On s’est longtemps demandé ça pour New Order et aussi pour les Pet Shop Boys. Est-ce de bon goût ou juste à côté ? Est-ce bien ou un peu nul sur les bords ? Comme les deux groupes précités, le duo Scratch Massive évolue souvent à la limite de notre notion du bien et du (mal), mais toujours du bon côté, comme si cheminer sur la crête menaçait parfois Maud Geffray et Sébastien Chenut de basculer dans le vide sidéral du bof, du mainstream ou du médiocre.
En invitant Yelle / Julie Budet pour ce nouvel extrait de leur nouvel album à venir (ce sera en février 2025), Nox Anima, le duo prenait le risque supplémentaire de placer cette chanteuse française douée mais parfois jugée « agaçante » par certains au premier plan.

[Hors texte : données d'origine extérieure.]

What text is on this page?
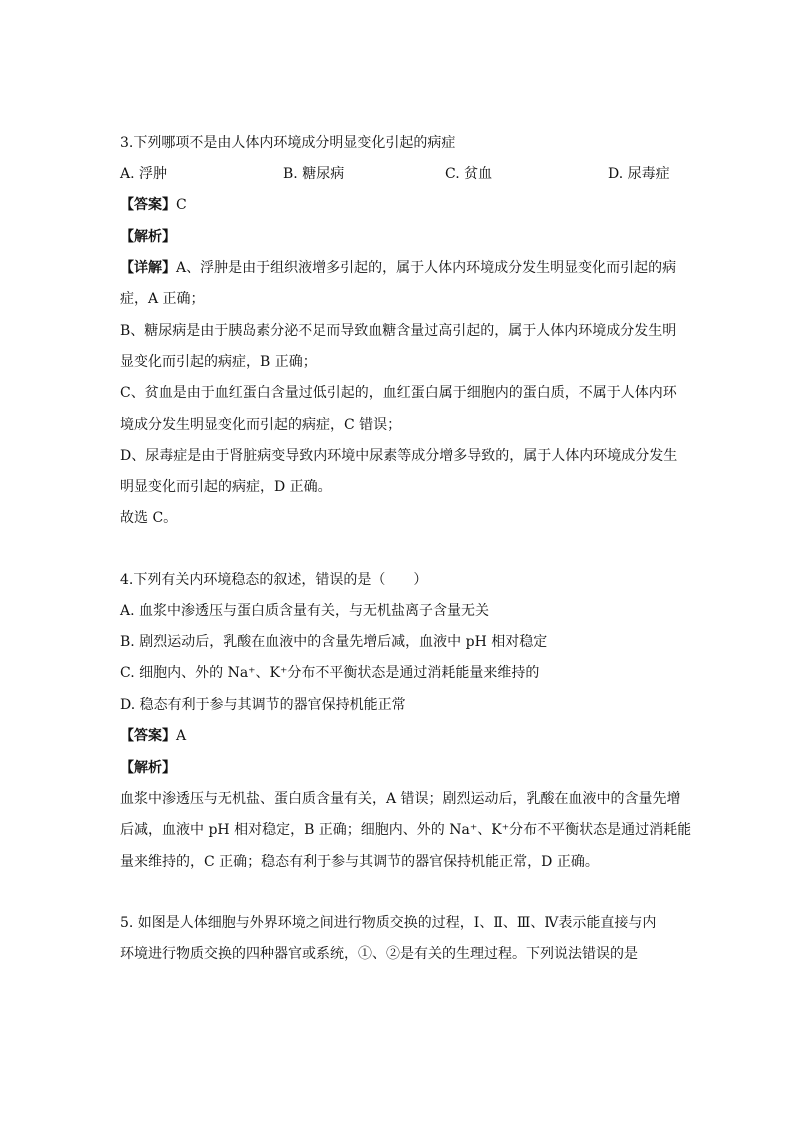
3.下列哪项不是由人体内环境成分明显变化引起的病症

A. 浮肿	B. 糖尿病	C. 贫血	D. 尿毒症

【答案】C

【解析】

【详解】A、浮肿是由于组织液增多引起的，属于人体内环境成分发生明显变化而引起的病

症，A 正确；

B、糖尿病是由于胰岛素分泌不足而导致血糖含量过高引起的，属于人体内环境成分发生明

显变化而引起的病症，B 正确；

C、贫血是由于血红蛋白含量过低引起的，血红蛋白属于细胞内的蛋白质，不属于人体内环

境成分发生明显变化而引起的病症，C 错误；

D、尿毒症是由于肾脏病变导致内环境中尿素等成分增多导致的，属于人体内环境成分发生

明显变化而引起的病症，D 正确。

故选 C。

4.下列有关内环境稳态的叙述，错误的是（　　）

A. 血浆中渗透压与蛋白质含量有关，与无机盐离子含量无关

B. 剧烈运动后，乳酸在血液中的含量先增后减，血液中 pH 相对稳定

C. 细胞内、外的 Na⁺、K⁺分布不平衡状态是通过消耗能量来维持的

D. 稳态有利于参与其调节的器官保持机能正常

【答案】A

【解析】

血浆中渗透压与无机盐、蛋白质含量有关，A 错误；剧烈运动后，乳酸在血液中的含量先增

后减，血液中 pH 相对稳定，B 正确；细胞内、外的 Na⁺、K⁺分布不平衡状态是通过消耗能

量来维持的，C 正确；稳态有利于参与其调节的器官保持机能正常，D 正确。

5. 如图是人体细胞与外界环境之间进行物质交换的过程，Ⅰ、Ⅱ、Ⅲ、Ⅳ表示能直接与内

环境进行物质交换的四种器官或系统，①、②是有关的生理过程。下列说法错误的是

Des Choses navigue ainsi sur le fil entre esthétisme surjoué et épure convaincante. Le clip encapuchonné de noir façon cérémonie occulte ajoute à la solennité mystérieuse du propos. Est-ce qu’ils n’en font pas un peu trop ? On croise le fantôme d’Enigma ou d’Enya, cette ombre fugace et électro-pop, qui ne réussit toutefois pas à avaler le morceau et nous laisse assez vite tranquille. Des Choses s’appuie sur le savoir-faire atmosphérique prodigieux du duo pour donner à cette « petite chanson intimiste » une amplitude étonnante et complètement disproportionnée, renvoyant directement à cette capacité de Scratch Massive à faire sonner l’émotion pure et simple du cœur, de l’amour, du doute comme s’il s’agissait d’une messe ou d’une liturgie monumentale.
Le texte de Yelle est d’une simplicité quasi adolescente, qu’on pourra qualifier de « faiblarde » même si l’on cherchait à mal, mais vient converger avec la production ligne claire pour toucher juste et émouvoir. On finit par croire à la force de cette interrogation et surtout à s’attacher au delà de ce qui est convenu à son importance, comme si, par delà le cérémonial, l’alliance de Yelle et de Scratch Massive avait su, par magie, faire naître des enjeux qui n’existaient pas pour nous jusqu’ici. L’ensemble est altier et magnifique, curieux et sacré comme seules savent l’être les choses banales.